Ecco il posto più silenzioso del mondo, dove nessuno ha mai resistito più di 45 minuti

Nella «camera anecoica» spessa tre metri i rumori sono a -9,4 decibel. L'esperienza extrasensoriale è quasi insopportabile


MILANO - Cani che abbaiano senza sosta nell’appartamento accanto; inquilini che a mezzanotte fanno rumore coi tacchi al piano di sopra. E ancora: clacson in strada; bebè che strillano; passeggeri che gridano al cellulare. L'inquinamento acustico è una delle minacce più sottovalutate e più fastidiose nella società di oggi. Secondo alcuni studi il problema del rumore e dell’inquinamento acustico provoca non solo gravi danni all’udito ma anche problemi cardiovascolari, danni cerebrali e problemi allo sviluppo. Esiste un posto al mondo dove regna il silenzio più assoluto? Orfield Laboratories ha creato negli Stati Uniti una stanza nella quale vengono assorbiti il 99,99 per cento dei rumori. E finora nessuno è riuscito a rimanerci per più di 45 minuti.
SHHH! - Chi non vorrebbe immergersi nel silenzio più assoluto, anche solo per pochi minuti? Sarebbe fantastico. Ebbene, esiste un luogo. La società del Minnesota Orfield Laboratories ha creato una «camera anecoica» al 99,99% fonoassorbente. Tanto da valerle una menzione nel Guinness dei Primati. Ma come è fatto il «posto più silenzioso al mondo?» La stanza con delle mura molto spesse e delle speciali costruzioni in fibra di vetro, acciaio e 30 centimentri di calcestruzzo, accende la sensazione di trovarsi completamente isolati dal mondo. Lo spessore isolante misura 3,3 metri. L'ingresso si trova dietro due grosse porte corazzate per caveau, mentre il pavimento cede come una sorta di trampolino, in modo da non produrre alcun suono mentre si entra. Nessuna vibrazione, scricchiolio o fruscio. Se una normale conversazione misura un volume di circa 60 decibel - e in una stanza da letto è attorno ai 30 - all'interno del locale «più silenzioso al mondo» c'è una rumorosità di fondo di -9,4dB.
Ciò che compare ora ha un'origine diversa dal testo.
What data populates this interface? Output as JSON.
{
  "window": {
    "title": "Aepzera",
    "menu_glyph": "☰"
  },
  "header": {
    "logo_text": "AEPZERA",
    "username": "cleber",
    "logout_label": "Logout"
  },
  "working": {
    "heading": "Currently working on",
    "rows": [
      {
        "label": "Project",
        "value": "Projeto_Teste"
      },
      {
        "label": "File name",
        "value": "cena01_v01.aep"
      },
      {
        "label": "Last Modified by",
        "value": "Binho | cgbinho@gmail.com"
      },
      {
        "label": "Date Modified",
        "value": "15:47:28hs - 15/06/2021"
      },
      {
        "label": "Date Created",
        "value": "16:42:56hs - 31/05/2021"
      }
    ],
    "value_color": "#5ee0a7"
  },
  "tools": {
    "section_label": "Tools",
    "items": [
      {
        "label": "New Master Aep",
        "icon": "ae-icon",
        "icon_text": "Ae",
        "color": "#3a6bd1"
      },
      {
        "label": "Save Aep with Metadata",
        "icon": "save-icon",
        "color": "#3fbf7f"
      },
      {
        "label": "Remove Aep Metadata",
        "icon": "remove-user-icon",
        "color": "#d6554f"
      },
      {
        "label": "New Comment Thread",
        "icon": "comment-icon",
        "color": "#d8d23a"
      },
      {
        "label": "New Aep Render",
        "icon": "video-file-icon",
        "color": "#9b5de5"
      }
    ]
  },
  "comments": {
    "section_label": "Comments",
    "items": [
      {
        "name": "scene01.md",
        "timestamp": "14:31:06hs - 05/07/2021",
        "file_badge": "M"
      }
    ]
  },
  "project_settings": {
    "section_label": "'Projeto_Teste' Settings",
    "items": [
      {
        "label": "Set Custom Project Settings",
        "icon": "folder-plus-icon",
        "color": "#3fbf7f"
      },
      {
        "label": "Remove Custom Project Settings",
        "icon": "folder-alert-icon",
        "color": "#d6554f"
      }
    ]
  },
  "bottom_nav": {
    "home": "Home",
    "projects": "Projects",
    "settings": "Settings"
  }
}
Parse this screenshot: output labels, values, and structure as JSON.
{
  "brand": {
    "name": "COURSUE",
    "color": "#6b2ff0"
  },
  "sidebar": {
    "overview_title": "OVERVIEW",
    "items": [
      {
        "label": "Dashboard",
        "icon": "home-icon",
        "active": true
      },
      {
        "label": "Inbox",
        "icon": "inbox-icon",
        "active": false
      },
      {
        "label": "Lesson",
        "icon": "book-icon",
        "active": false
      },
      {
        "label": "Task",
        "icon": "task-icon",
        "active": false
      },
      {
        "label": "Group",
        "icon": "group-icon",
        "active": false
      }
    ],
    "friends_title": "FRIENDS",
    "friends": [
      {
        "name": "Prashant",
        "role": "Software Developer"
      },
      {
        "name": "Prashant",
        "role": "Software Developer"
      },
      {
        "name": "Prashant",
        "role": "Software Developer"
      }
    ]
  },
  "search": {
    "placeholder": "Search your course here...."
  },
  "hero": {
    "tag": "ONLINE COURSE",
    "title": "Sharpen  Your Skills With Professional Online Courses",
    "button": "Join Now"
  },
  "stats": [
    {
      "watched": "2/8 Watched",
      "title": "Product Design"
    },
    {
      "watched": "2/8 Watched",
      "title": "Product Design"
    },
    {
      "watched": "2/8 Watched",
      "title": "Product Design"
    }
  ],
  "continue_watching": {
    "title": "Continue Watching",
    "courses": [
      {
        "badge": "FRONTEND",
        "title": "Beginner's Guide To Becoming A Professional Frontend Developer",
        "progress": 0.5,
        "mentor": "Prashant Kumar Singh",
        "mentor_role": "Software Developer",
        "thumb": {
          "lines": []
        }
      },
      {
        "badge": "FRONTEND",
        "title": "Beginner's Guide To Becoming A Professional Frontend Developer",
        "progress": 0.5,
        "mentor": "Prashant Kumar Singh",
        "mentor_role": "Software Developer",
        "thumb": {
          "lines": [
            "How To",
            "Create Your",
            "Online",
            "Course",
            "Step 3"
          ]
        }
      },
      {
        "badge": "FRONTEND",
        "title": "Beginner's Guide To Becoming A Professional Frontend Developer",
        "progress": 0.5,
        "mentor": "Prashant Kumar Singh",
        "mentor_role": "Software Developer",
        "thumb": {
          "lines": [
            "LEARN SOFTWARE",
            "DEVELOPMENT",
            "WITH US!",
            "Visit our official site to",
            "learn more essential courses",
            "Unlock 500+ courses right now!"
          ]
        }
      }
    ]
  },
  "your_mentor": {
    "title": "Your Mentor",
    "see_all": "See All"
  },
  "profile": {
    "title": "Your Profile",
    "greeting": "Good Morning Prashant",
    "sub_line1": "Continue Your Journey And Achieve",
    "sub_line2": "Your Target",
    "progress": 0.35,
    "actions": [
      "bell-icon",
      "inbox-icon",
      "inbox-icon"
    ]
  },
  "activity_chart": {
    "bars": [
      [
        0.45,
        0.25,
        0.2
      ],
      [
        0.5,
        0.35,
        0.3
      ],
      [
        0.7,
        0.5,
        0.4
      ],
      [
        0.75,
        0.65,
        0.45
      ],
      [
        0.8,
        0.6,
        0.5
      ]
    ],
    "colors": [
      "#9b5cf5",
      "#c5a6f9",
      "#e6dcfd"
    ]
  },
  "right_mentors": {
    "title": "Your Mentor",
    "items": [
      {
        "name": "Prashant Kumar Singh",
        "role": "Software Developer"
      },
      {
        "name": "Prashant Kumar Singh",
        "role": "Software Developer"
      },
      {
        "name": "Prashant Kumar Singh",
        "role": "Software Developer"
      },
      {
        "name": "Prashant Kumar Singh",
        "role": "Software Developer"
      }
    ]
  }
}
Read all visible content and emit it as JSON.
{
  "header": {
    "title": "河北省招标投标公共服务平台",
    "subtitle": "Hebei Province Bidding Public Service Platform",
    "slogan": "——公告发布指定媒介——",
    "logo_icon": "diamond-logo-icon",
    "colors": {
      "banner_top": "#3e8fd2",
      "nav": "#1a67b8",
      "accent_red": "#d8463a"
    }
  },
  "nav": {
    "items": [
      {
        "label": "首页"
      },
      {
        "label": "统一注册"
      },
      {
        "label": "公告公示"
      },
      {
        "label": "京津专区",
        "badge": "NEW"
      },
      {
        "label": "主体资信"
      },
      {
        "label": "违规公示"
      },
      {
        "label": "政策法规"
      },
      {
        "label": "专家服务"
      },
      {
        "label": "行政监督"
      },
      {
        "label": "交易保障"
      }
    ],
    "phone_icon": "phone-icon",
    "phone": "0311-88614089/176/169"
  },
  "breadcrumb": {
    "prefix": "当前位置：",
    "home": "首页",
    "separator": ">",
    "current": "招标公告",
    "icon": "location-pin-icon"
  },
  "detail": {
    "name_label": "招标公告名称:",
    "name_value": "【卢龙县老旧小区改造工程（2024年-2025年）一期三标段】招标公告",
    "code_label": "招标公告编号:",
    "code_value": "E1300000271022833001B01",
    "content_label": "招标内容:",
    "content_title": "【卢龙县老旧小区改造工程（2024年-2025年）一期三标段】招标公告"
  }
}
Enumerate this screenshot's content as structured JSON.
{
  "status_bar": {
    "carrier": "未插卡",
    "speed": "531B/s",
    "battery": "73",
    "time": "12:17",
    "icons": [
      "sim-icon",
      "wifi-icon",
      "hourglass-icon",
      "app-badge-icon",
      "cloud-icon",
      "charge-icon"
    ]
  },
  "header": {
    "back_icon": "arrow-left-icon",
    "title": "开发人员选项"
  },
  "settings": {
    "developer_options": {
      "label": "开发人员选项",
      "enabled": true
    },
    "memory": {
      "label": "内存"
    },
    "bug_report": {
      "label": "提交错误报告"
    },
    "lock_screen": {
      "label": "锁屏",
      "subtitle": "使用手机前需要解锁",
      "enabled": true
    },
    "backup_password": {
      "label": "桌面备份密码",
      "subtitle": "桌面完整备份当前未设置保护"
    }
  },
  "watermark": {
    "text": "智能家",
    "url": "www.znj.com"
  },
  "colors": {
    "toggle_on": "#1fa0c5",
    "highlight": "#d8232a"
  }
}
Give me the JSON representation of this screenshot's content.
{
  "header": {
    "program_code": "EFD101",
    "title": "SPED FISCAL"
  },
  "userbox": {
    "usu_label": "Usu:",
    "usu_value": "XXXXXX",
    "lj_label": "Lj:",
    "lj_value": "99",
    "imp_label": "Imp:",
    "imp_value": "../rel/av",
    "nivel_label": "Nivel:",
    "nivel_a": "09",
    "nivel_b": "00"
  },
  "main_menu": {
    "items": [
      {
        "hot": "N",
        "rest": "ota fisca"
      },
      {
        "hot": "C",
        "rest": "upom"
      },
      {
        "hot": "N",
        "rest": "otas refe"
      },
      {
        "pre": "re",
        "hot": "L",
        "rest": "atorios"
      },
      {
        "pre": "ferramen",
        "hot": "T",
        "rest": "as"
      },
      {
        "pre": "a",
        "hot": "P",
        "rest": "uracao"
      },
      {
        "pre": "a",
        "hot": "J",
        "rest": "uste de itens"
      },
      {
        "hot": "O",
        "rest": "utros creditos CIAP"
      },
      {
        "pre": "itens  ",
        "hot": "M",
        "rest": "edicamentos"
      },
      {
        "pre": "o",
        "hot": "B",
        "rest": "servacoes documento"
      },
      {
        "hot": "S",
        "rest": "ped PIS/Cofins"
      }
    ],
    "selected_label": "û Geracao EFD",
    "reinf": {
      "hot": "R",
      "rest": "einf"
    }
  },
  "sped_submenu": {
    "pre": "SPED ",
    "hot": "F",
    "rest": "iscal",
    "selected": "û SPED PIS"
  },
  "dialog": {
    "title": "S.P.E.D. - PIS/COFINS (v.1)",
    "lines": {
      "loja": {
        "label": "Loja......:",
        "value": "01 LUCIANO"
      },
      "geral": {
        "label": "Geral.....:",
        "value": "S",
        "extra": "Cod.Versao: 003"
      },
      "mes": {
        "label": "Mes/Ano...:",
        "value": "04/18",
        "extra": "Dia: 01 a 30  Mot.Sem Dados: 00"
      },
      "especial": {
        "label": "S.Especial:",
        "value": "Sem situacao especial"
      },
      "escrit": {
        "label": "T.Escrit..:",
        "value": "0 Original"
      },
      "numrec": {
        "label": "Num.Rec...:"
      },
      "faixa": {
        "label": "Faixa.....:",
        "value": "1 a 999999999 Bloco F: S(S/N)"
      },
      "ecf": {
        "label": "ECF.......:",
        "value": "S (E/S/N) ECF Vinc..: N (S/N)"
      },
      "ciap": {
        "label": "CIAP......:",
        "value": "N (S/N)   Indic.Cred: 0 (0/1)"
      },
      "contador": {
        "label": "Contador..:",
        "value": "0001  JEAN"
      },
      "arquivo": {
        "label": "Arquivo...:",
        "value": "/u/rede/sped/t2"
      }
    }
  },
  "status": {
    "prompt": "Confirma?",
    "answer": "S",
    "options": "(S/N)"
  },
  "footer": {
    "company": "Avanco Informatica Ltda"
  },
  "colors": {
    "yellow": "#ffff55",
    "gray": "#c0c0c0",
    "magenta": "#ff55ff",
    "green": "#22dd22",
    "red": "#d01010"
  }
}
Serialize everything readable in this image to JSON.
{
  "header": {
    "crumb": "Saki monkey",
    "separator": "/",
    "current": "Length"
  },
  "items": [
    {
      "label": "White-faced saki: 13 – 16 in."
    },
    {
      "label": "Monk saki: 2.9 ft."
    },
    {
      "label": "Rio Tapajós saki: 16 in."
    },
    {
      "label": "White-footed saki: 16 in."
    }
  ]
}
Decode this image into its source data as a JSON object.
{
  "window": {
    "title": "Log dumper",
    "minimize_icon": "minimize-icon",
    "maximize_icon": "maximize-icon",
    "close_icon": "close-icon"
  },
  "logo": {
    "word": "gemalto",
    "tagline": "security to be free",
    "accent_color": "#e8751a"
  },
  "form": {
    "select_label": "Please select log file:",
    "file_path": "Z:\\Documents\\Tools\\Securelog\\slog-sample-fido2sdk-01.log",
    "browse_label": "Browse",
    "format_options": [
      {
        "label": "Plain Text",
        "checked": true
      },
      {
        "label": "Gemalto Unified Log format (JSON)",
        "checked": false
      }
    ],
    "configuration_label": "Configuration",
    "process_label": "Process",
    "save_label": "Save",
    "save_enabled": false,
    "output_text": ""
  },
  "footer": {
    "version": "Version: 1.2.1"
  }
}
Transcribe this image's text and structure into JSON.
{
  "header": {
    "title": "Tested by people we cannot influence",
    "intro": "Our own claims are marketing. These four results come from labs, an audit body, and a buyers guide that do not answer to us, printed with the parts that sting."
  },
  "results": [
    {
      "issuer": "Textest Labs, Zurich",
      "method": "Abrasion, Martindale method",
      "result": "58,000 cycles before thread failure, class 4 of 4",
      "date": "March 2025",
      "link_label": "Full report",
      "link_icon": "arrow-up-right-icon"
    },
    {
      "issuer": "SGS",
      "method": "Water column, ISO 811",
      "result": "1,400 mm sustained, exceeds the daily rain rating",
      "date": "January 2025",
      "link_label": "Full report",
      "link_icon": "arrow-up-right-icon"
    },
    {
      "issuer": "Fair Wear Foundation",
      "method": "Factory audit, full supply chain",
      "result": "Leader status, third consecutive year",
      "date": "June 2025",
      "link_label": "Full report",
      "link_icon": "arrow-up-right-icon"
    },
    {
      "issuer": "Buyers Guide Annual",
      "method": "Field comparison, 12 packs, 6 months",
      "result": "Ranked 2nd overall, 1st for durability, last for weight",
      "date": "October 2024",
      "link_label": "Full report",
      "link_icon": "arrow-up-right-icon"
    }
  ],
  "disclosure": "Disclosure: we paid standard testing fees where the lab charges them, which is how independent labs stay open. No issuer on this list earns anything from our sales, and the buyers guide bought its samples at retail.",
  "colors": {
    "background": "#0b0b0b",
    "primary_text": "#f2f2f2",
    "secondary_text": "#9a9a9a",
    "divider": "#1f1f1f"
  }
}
EXTRASENSORIALE - Qui, però, il silenzio non è affatto d’oro. Anzi, diventa quasi insopportabile. E può portare allo squilibrio mentale. Soprattutto se si spengono anche le luci, così da eliminare anche l’ultimo dei rumori. I volontari che entrano nella stanza (dal 2004 il luogo più silenzioso della Terra), dopo un po’ di tempo si sentono male, ha spiegato al britannico Mail, Steven Orfield, fondatore e presidente della società. «Le persone si orientano normalmente col suono quando si muovono. Tuttavia, questa camera anecoica è priva di tutte queste informazioni». L’esperienza extrasensoriale può risultare disorientante e inquietante. «Tanto più è silenziosa la stanza, quanto più saranno le cose che senti», sottolinea giustamente Orfield. Come per esempio il proprio battito cardiaco, la respirazione o lo stomaco che gorgoglia. Insomma, qui si diventa l'unica fonte di rumore. Nessuna persona è riuscita a resistere per più di tre quarti d’ora.

BOB DYLAN E CELLULARI - La stanza viene usata da diverse società per testare l'acustica dei suoni su prodotti prima di lanciarli sul mercato: valvole cardiache; cellulari, apparecchi per le auto; lavatrici; moto. Anche la Nasa sottopone i propri astronauti a dei test dentro queste quattro mura e medici e ricercatori per studi clinici sulla sordità. Ma in questo edificio è stato inciso pure l'album Blood on the Tracks di Bob Dylan.